Anis Byarwati: Pertumbuham Ekonomi Nasional Stagnan, Terobosan Secara Fiskal dan Sektoral Dibutuhkan - Telusur

Anis Byarwati: Pertumbuham Ekonomi Nasional Stagnan, Terobosan Secara Fiskal dan Sektoral Dibutuhkan

Ketua DPP PKS Bidang Ekonomi dan Keuangan, Anis Buarwati. (Ist).

telusur.co.id - Ketua DPP PKS Bidang Ekonomi dan Keuangan, Anis Byarwati, mengungkapkan bahwa dalam lebih dari satu dekade terakhir, pertumbuhan ekonomi nasional stagnan pada angka sekitar 5%. Ia juga menyoroti bahwa sumber pertumbuhan, baik dari sisi pengeluaran maupun komponen produksi, tidak mengalami perubahan signifikan baik dari segi kontribusi maupun tingkat pertumbuhan.

“Konsumsi rumah tangga menyumbang sekitar 53% dengan tingkat pertumbuhan 4%-5%, sementara sektor manufaktur berkontribusi sekitar 18% dengan pertumbuhan 3%-4%. Jika tidak ada terobosan, perekonomian nasional akan terus terjebak pada angka lima persen,” jelasnya di Kompleks DPR RI, Senayan, Jakarta, Senin (18/11/24).

Sebagai anggota Komisi XI DPR RI, Anis menyebut bahwa Presiden Joko Widodo pernah menargetkan pertumbuhan ekonomi mencapai 7%, sedangkan Presiden Prabowo menargetkan 8%. Namun, untuk mencapai visi Indonesia maju 2045 dan keluar dari jebakan kelas menengah (middle income trap), pertumbuhan ekonomi harus mencapai 6%-7%.

“Sampai saat ini, belum ada terobosan signifikan, baik secara fiskal maupun sektoral, yang mampu mendorong pertumbuhan ekonomi ke tingkat lebih tinggi,” tambahnya.

Anis juga mengkritisi perbedaan antara laporan pemerintah mengenai tingkat kesejahteraan masyarakat dan kondisi riil di lapangan.

“Sebagai anggota masyarakat yang melihat langsung kehidupan di bawah, rasanya apa yang disampaikan pemerintah jauh dari kenyataan, hanya sebatas angka statistik.

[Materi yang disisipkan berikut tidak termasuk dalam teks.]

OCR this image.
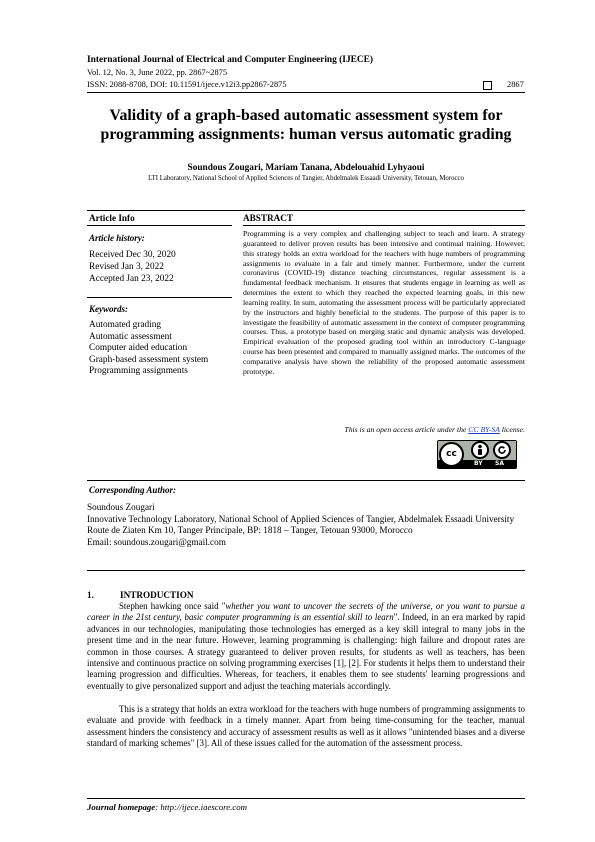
International Journal of Electrical and Computer Engineering (IJECE)
Vol. 12, No. 3, June 2022, pp. 2867~2875
ISSN: 2088-8708, DOI: 10.11591/ijece.v12i3.pp2867-2875	2867
Validity of a graph-based automatic assessment system for
programming assignments: human versus automatic grading
Soundous Zougari, Mariam Tanana, Abdelouahid Lyhyaoui
LTI Laboratory, National School of Applied Sciences of Tangier, Abdelmalek Essaadi University, Tetouan, Morocco
Article Info	ABSTRACT
Article history:
Received Dec 30, 2020
Revised Jan 3, 2022
Accepted Jan 23, 2022
Keywords:
Automated grading
Automatic assessment
Computer aided education
Graph-based assessment system
Programming assignments
Programming is a very complex and challenging subject to teach and learn. A strategy guaranteed to deliver proven results has been intensive and continual training. However, this strategy holds an extra workload for the teachers with huge numbers of programming assignments to evaluate in a fair and timely manner. Furthermore, under the current coronavirus (COVID-19) distance teaching circumstances, regular assessment is a fundamental feedback mechanism. It ensures that students engage in learning as well as determines the extent to which they reached the expected learning goals, in this new learning reality. In sum, automating the assessment process will be particularly appreciated by the instructors and highly beneficial to the students. The purpose of this paper is to investigate the feasibility of automatic assessment in the context of computer programming courses. Thus, a prototype based on merging static and dynamic analysis was developed. Empirical evaluation of the proposed grading tool within an introductory C-language course has been presented and compared to manually assigned marks. The outcomes of the comparative analysis have shown the reliability of the proposed automatic assessment prototype.
This is an open access article under the CC BY-SA license.
cc
BY SA
Corresponding Author:
Soundous Zougari
Innovative Technology Laboratory, National School of Applied Sciences of Tangier, Abdelmalek Essaadi University
Route de Ziaten Km 10, Tanger Principale, BP: 1818 – Tanger, Tetouan 93000, Morocco
Email: soundous.zougari@gmail.com
1.	INTRODUCTION
Stephen hawking once said "whether you want to uncover the secrets of the universe, or you want to pursue a career in the 21st century, basic computer programming is an essential skill to learn". Indeed, in an era marked by rapid advances in our technologies, manipulating those technologies has emerged as a key skill integral to many jobs in the present time and in the near future. However, learning programming is challenging: high failure and dropout rates are common in those courses. A strategy guaranteed to deliver proven results, for students as well as teachers, has been intensive and continuous practice on solving programming exercises [1], [2]. For students it helps them to understand their learning progression and difficulties. Whereas, for teachers, it enables them to see students' learning progressions and eventually to give personalized support and adjust the teaching materials accordingly.
This is a strategy that holds an extra workload for the teachers with huge numbers of programming assignments to evaluate and provide with feedback in a timely manner. Apart from being time-consuming for the teacher, manual assessment hinders the consistency and accuracy of assessment results as well as it allows "unintended biases and a diverse standard of marking schemes" [3]. All of these issues called for the automation of the assessment process.
Journal homepage: http://ijece.iaescore.com
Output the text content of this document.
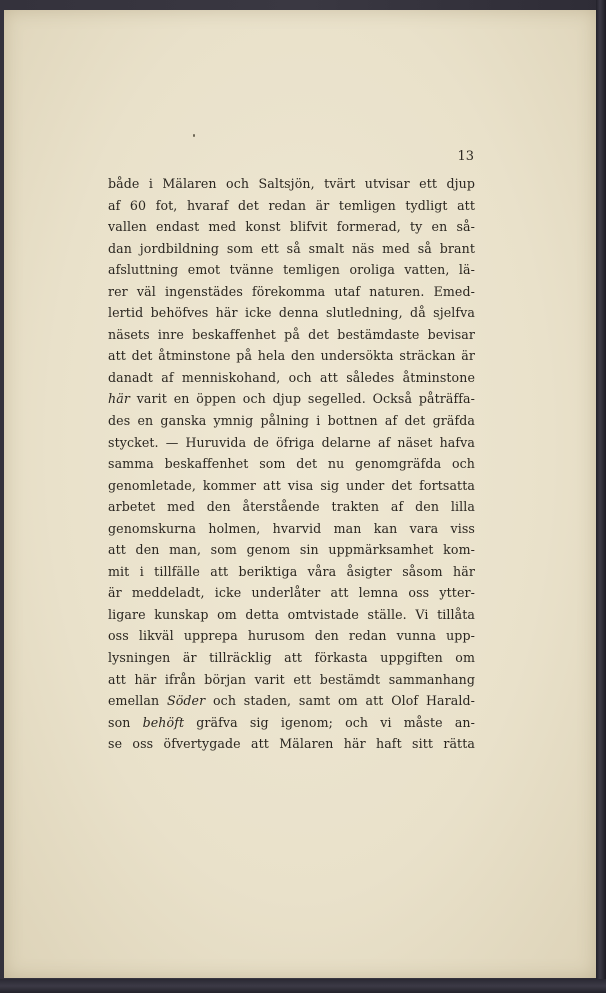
13
både i Mälaren och Saltsjön, tvärt utvisar ett djup
af 60 fot, hvaraf det redan är temligen tydligt att
vallen endast med konst blifvit formerad, ty en så-
dan jordbildning som ett så smalt näs med så brant
afsluttning emot tvänne temligen oroliga vatten, lä-
rer väl ingenstädes förekomma utaf naturen. Emed-
lertid behöfves här icke denna slutledning, då sjelfva
näsets inre beskaffenhet på det bestämdaste bevisar
att det åtminstone på hela den undersökta sträckan är
danadt af menniskohand, och att således åtminstone
här varit en öppen och djup segelled. Också påträffa-
des en ganska ymnig pålning i bottnen af det gräfda
stycket. — Huruvida de öfriga delarne af näset hafva
samma beskaffenhet som det nu genomgräfda och
genomletade, kommer att visa sig under det fortsatta
arbetet med den återstående trakten af den lilla
genomskurna holmen, hvarvid man kan vara viss
att den man, som genom sin uppmärksamhet kom-
mit i tillfälle att beriktiga våra åsigter såsom här
är meddeladt, icke underlåter att lemna oss ytter-
ligare kunskap om detta omtvistade ställe. Vi tillåta
oss likväl upprepa hurusom den redan vunna upp-
lysningen är tillräcklig att förkasta uppgiften om
att här ifrån början varit ett bestämdt sammanhang
emellan Söder och staden, samt om att Olof Harald-
son behöft gräfva sig igenom; och vi måste an-
se oss öfvertygade att Mälaren här haft sitt rätta
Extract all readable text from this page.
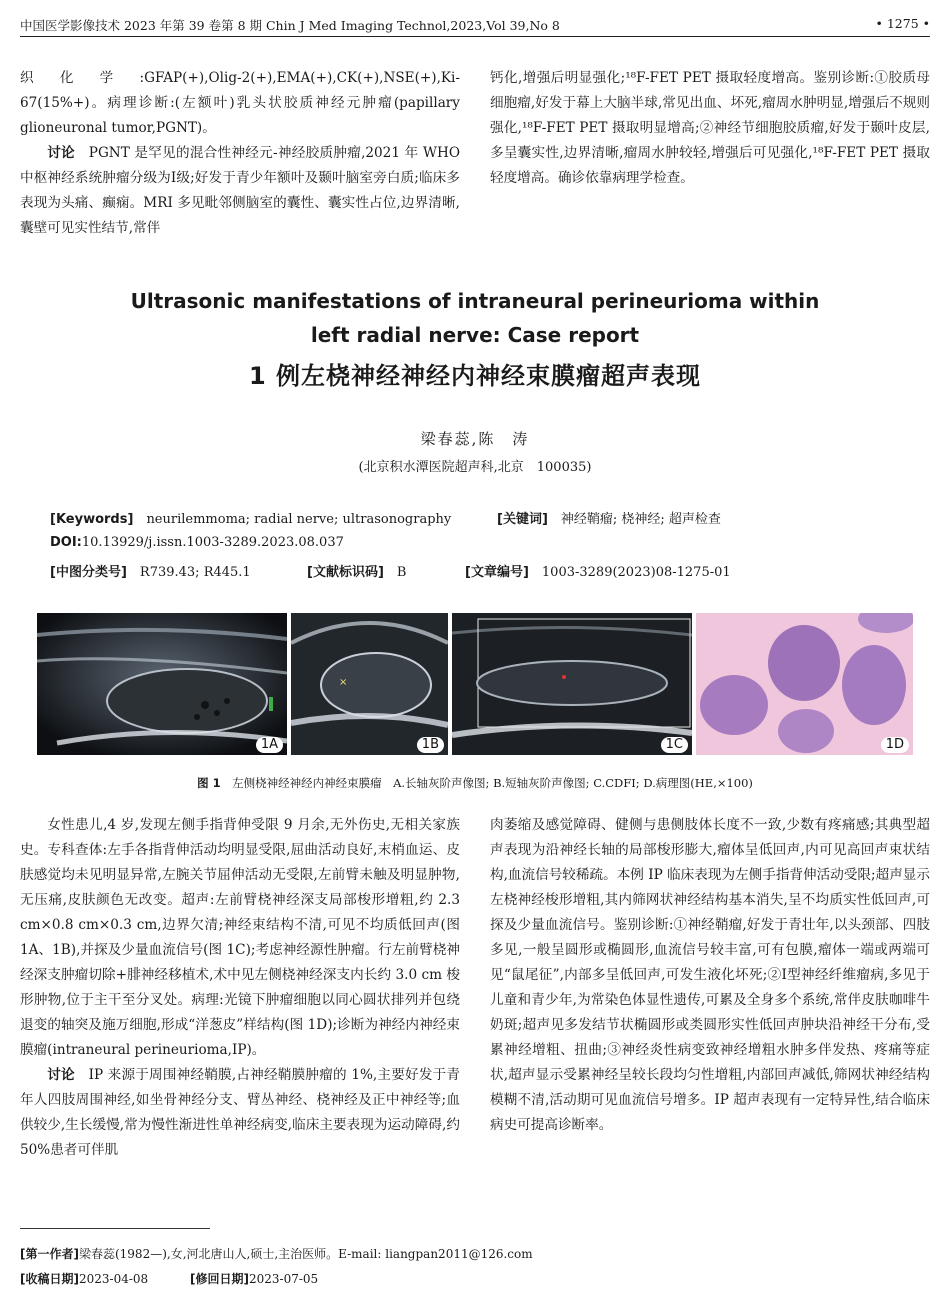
中国医学影像技术 2023 年第 39 卷第 8 期 Chin J Med Imaging Technol,2023,Vol 39,No 8	• 1275 •

织化学:GFAP(+),Olig-2(+),EMA(+),CK(+),NSE(+),Ki-67(15%+)。病理诊断:(左额叶)乳头状胶质神经元肿瘤(papillary glioneuronal tumor,PGNT)。

讨论　 PGNT 是罕见的混合性神经元-神经胶质肿瘤,2021 年 WHO 中枢神经系统肿瘤分级为Ⅰ级;好发于青少年额叶及颞叶脑室旁白质;临床多表现为头痛、癫痫。MRI 多见毗邻侧脑室的囊性、囊实性占位,边界清晰,囊壁可见实性结节,常伴

钙化,增强后明显强化;¹⁸F-FET PET 摄取轻度增高。鉴别诊断:①胶质母细胞瘤,好发于幕上大脑半球,常见出血、坏死,瘤周水肿明显,增强后不规则强化,¹⁸F-FET PET 摄取明显增高;②神经节细胞胶质瘤,好发于颞叶皮层,多呈囊实性,边界清晰,瘤周水肿较轻,增强后可见强化,¹⁸F-FET PET 摄取轻度增高。确诊依靠病理学检查。

Ultrasonic manifestations of intraneural perineurioma within
left radial nerve: Case report
1 例左桡神经神经内神经束膜瘤超声表现
梁春蕊,陈　涛
(北京积水潭医院超声科,北京　100035)
[Keywords]　 neurilemmoma; radial nerve; ultrasonography	[关键词]　 神经鞘瘤; 桡神经; 超声检查
DOI:10.13929/j.issn.1003-3289.2023.08.037
[中图分类号]　 R739.43; R445.1	[文献标识码]　 B	[文章编号]　 1003-3289(2023)08-1275-01
1A
×
1B	1C	1D
图 1　 左侧桡神经神经内神经束膜瘤　A.长轴灰阶声像图; B.短轴灰阶声像图; C.CDFI; D.病理图(HE,×100)

女性患儿,4 岁,发现左侧手指背伸受限 9 月余,无外伤史,无相关家族史。专科查体:左手各指背伸活动均明显受限,屈曲活动良好,末梢血运、皮肤感觉均未见明显异常,左腕关节屈伸活动无受限,左前臂未触及明显肿物,无压痛,皮肤颜色无改变。超声:左前臂桡神经深支局部梭形增粗,约 2.3 cm×0.8 cm×0.3 cm,边界欠清;神经束结构不清,可见不均质低回声(图 1A、1B),并探及少量血流信号(图 1C);考虑神经源性肿瘤。行左前臂桡神经深支肿瘤切除+腓神经移植术,术中见左侧桡神经深支内长约 3.0 cm 梭形肿物,位于主干至分叉处。病理:光镜下肿瘤细胞以同心圆状排列并包绕退变的轴突及施万细胞,形成“洋葱皮”样结构(图 1D);诊断为神经内神经束膜瘤(intraneural perineurioma,IP)。

讨论　 IP 来源于周围神经鞘膜,占神经鞘膜肿瘤的 1%,主要好发于青年人四肢周围神经,如坐骨神经分支、臂丛神经、桡神经及正中神经等;血供较少,生长缓慢,常为慢性渐进性单神经病变,临床主要表现为运动障碍,约 50%患者可伴肌

肉萎缩及感觉障碍、健侧与患侧肢体长度不一致,少数有疼痛感;其典型超声表现为沿神经长轴的局部梭形膨大,瘤体呈低回声,内可见高回声束状结构,血流信号较稀疏。本例 IP 临床表现为左侧手指背伸活动受限;超声显示左桡神经梭形增粗,其内筛网状神经结构基本消失,呈不均质实性低回声,可探及少量血流信号。鉴别诊断:①神经鞘瘤,好发于青壮年,以头颈部、四肢多见,一般呈圆形或椭圆形,血流信号较丰富,可有包膜,瘤体一端或两端可见“鼠尾征”,内部多呈低回声,可发生液化坏死;②Ⅰ型神经纤维瘤病,多见于儿童和青少年,为常染色体显性遗传,可累及全身多个系统,常伴皮肤咖啡牛奶斑;超声见多发结节状椭圆形或类圆形实性低回声肿块沿神经干分布,受累神经增粗、扭曲;③神经炎性病变致神经增粗水肿多伴发热、疼痛等症状,超声显示受累神经呈较长段均匀性增粗,内部回声减低,筛网状神经结构模糊不清,活动期可见血流信号增多。IP 超声表现有一定特异性,结合临床病史可提高诊断率。

[第一作者]梁春蕊(1982—),女,河北唐山人,硕士,主治医师。E-mail: liangpan2011@126.com
[收稿日期]2023-04-08	[修回日期]2023-07-05
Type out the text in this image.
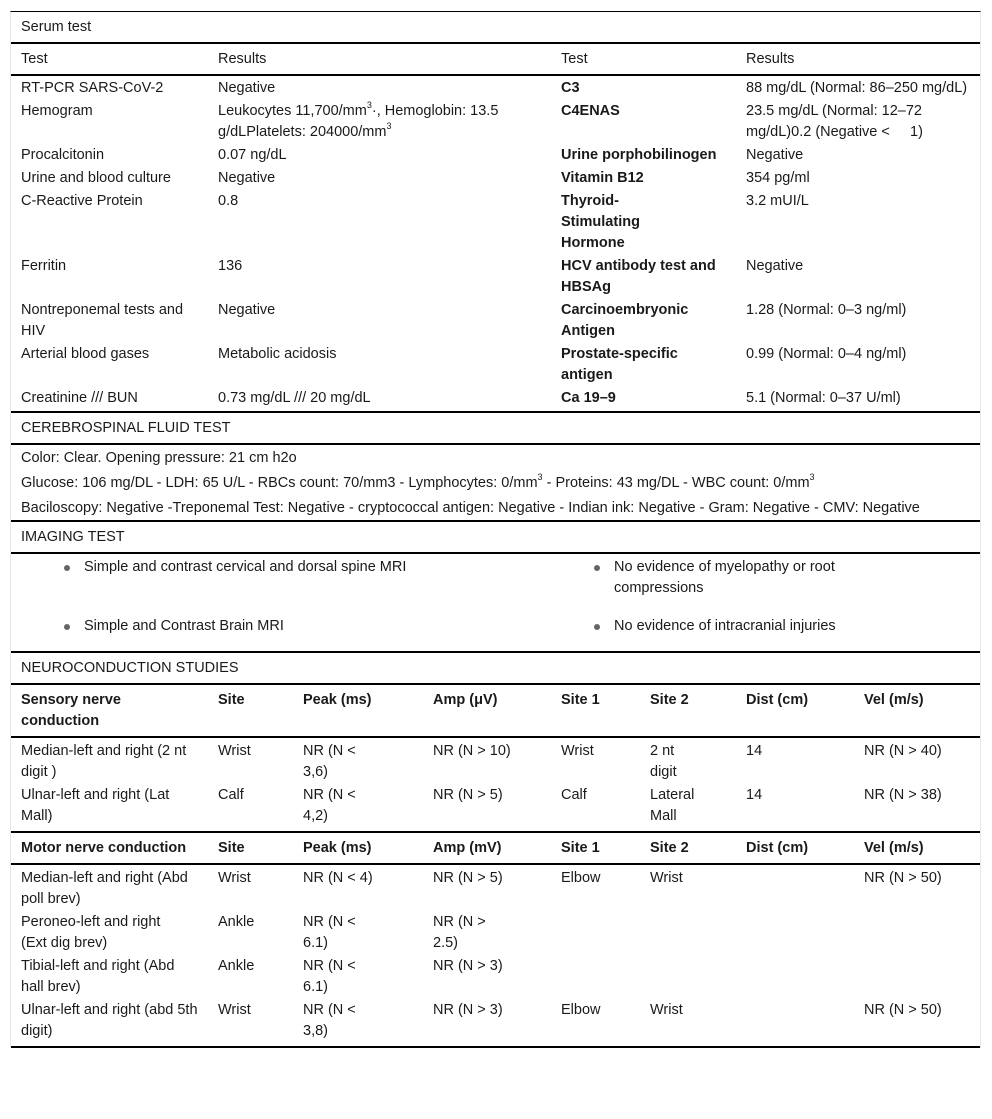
Serum test
Test	Results	Test	Results
RT-PCR SARS-CoV-2	Negative	C3	88 mg/dL (Normal: 86–250 mg/dL)
Hemogram	Leukocytes $11,700/mm^3\cdot$, Hemoglobin: 13.5 g/dLPlatelets: $204000/mm^3$	C4ENAS	23.5 mg/dL (Normal: 12–72 mg/dL)0.2 (Negative <     1)
Procalcitonin	0.07 ng/dL	Urine porphobilinogen	Negative
Urine and blood culture	Negative	Vitamin B12	354 pg/ml
C-Reactive Protein	0.8	Thyroid-Stimulating Hormone	3.2 mUI/L
Ferritin	136	HCV antibody test and HBSAg	Negative
Nontreponemal tests and HIV	Negative	Carcinoembryonic Antigen	1.28 (Normal: 0–3 ng/ml)
Arterial blood gases	Metabolic acidosis	Prostate-specific antigen	0.99 (Normal: 0–4 ng/ml)
Creatinine /// BUN	0.73 mg/dL /// 20 mg/dL	Ca 19–9	5.1 (Normal: 0–37 U/ml)
CEREBROSPINAL FLUID TEST
Color: Clear. Opening pressure: 21 cm h2o
Glucose: 106 mg/DL - LDH: 65 U/L - RBCs count: 70/mm3 - Lymphocytes: $0/mm^3$ - Proteins: 43 mg/DL - WBC count: $0/mm^3$
Baciloscopy: Negative -Treponemal Test: Negative - cryptococcal antigen: Negative - Indian ink: Negative - Gram: Negative - CMV: Negative
IMAGING TEST
Simple and contrast cervical and dorsal spine MRI	No evidence of myelopathy or root compressions
Simple and Contrast Brain MRI	No evidence of intracranial injuries
NEUROCONDUCTION STUDIES
Sensory nerve conduction	Site	Peak (ms)	Amp (μV)	Site 1	Site 2	Dist (cm)	Vel (m/s)
Median-left and right (2 nt digit )	Wrist	NR (N < 3,6)	NR (N > 10)	Wrist	2 nt digit	14	NR (N > 40)
Ulnar-left and right (Lat Mall)	Calf	NR (N < 4,2)	NR (N > 5)	Calf	Lateral Mall	14	NR (N > 38)
Motor nerve conduction	Site	Peak (ms)	Amp (mV)	Site 1	Site 2	Dist (cm)	Vel (m/s)
Median-left and right (Abd poll brev)	Wrist	NR (N < 4)	NR (N > 5)	Elbow	Wrist		NR (N > 50)
Peroneo-left and right (Ext dig brev)	Ankle	NR (N < 6.1)	NR (N > 2.5)				
Tibial-left and right (Abd hall brev)	Ankle	NR (N < 6.1)	NR (N > 3)				
Ulnar-left and right (abd 5th digit)	Wrist	NR (N < 3,8)	NR (N > 3)	Elbow	Wrist		NR (N > 50)
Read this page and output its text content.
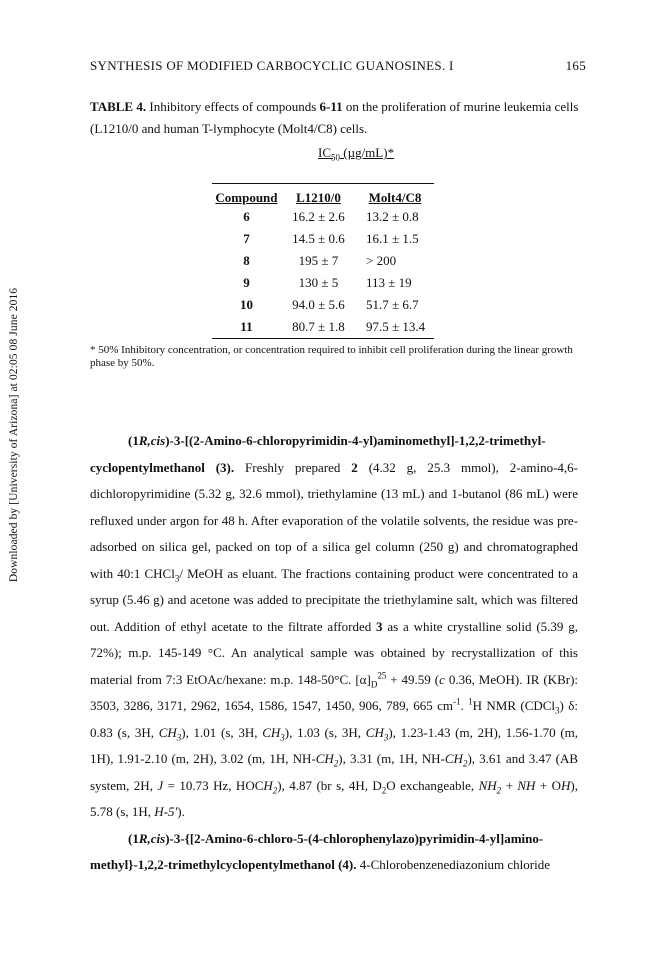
Downloaded by [University of Arizona] at 02:05 08 June 2016
SYNTHESIS OF MODIFIED CARBOCYCLIC GUANOSINES. I	165
TABLE 4. Inhibitory effects of compounds 6-11 on the proliferation of murine leukemia cells (L1210/0 and human T-lymphocyte (Molt4/C8) cells.
$IC_{50}$ (µg/mL)*
Compound	L1210/0	Molt4/C8
6	16.2 ± 2.6	13.2 ± 0.8
7	14.5 ± 0.6	16.1 ± 1.5
8	195 ± 7	> 200
9	130 ± 5	113 ± 19
10	94.0 ± 5.6	51.7 ± 6.7
11	80.7 ± 1.8	97.5 ± 13.4
* 50% Inhibitory concentration, or concentration required to inhibit cell proliferation during the linear growth phase by 50%.

(1R,cis)-3-[(2-Amino-6-chloropyrimidin-4-yl)aminomethyl]-1,2,2-trimethyl-cyclopentylmethanol (3). Freshly prepared 2 (4.32 g, 25.3 mmol), 2-amino-4,6-dichloropyrimidine (5.32 g, 32.6 mmol), triethylamine (13 mL) and 1-butanol (86 mL) were refluxed under argon for 48 h. After evaporation of the volatile solvents, the residue was pre-adsorbed on silica gel, packed on top of a silica gel column (250 g) and chromatographed with 40:1 CHCl$_3$/ MeOH as eluant. The fractions containing product were concentrated to a syrup (5.46 g) and acetone was added to precipitate the triethylamine salt, which was filtered out. Addition of ethyl acetate to the filtrate afforded 3 as a white crystalline solid (5.39 g, 72%); m.p. 145-149 °C. An analytical sample was obtained by recrystallization of this material from 7:3 EtOAc/hexane: m.p. 148-50°C. $[\alpha]_D^{25} + 49.59$ (c 0.36, MeOH). IR (KBr): 3503, 3286, 3171, 2962, 1654, 1586, 1547, 1450, 906, 789, 665 $cm^{-1}$. $^1$H NMR (CDCl$_3$) δ: 0.83 (s, 3H, $CH_3$), 1.01 (s, 3H, $CH_3$), 1.03 (s, 3H, $CH_3$), 1.23-1.43 (m, 2H), 1.56-1.70 (m, 1H), 1.91-2.10 (m, 2H), 3.02 (m, 1H, $NH-CH_2$), 3.31 (m, 1H, $NH-CH_2$), 3.61 and 3.47 (AB system, 2H, J = 10.73 Hz, $HOCH_2$), 4.87 (br s, 4H, $D_2O$ exchangeable, $NH_2$ + NH + OH), 5.78 (s, 1H, H-5').

(1R,cis)-3-{[2-Amino-6-chloro-5-(4-chlorophenylazo)pyrimidin-4-yl]amino-methyl}-1,2,2-trimethylcyclopentylmethanol (4). 4-Chlorobenzenediazonium chloride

Silakan berkunjung ke Pasar Induk Kramat Jati, Tanah Abang, atau Pasar Cipinang. Di sana jelas terlihat bagaimana daya beli masyarakat anjlok. Bahkan banyak manufaktur besar tutup, menyebabkan PHK massal. Fenomena ini membutuhkan perhatian serius dari pemerintah, tidak cukup dengan bantuan sosial saja,” bebernya.

Anis mencatat bahwa penerimaan pajak hingga Oktober 2024 mencapai Rp1.517,53 triliun atau 76,30% dari target tahun 2024. “

Kami mengapresiasi peningkatan penerimaan pajak dalam beberapa bulan terakhir. Semoga upaya pemerintah untuk mencapai target dapat terwujud,” katanya.

Namun, ia juga mengingatkan risiko mengejar target pajak di tengah kondisi ekonomi yang lesu. 

“Ini seolah mengkhianati teori countercyclical yang diandalkan saat pandemi COVID-19. Kami menyambut baik kebijakan penghapusan utang UMKM oleh Presiden, tetapi dampaknya terbatas karena utang yang dihapuskan adalah yang tidak aktif. UMKM yang masih produktif justru yang perlu didukung,” jelasnya.

Terkait realisasi belanja negara hingga 31 Oktober 2024 sebesar Rp1.834,5 triliun (74,3% dari APBN), Anis mendukung arahan Presiden untuk efisiensi anggaran, termasuk mengurangi biaya perjalanan dinas yang tidak penting.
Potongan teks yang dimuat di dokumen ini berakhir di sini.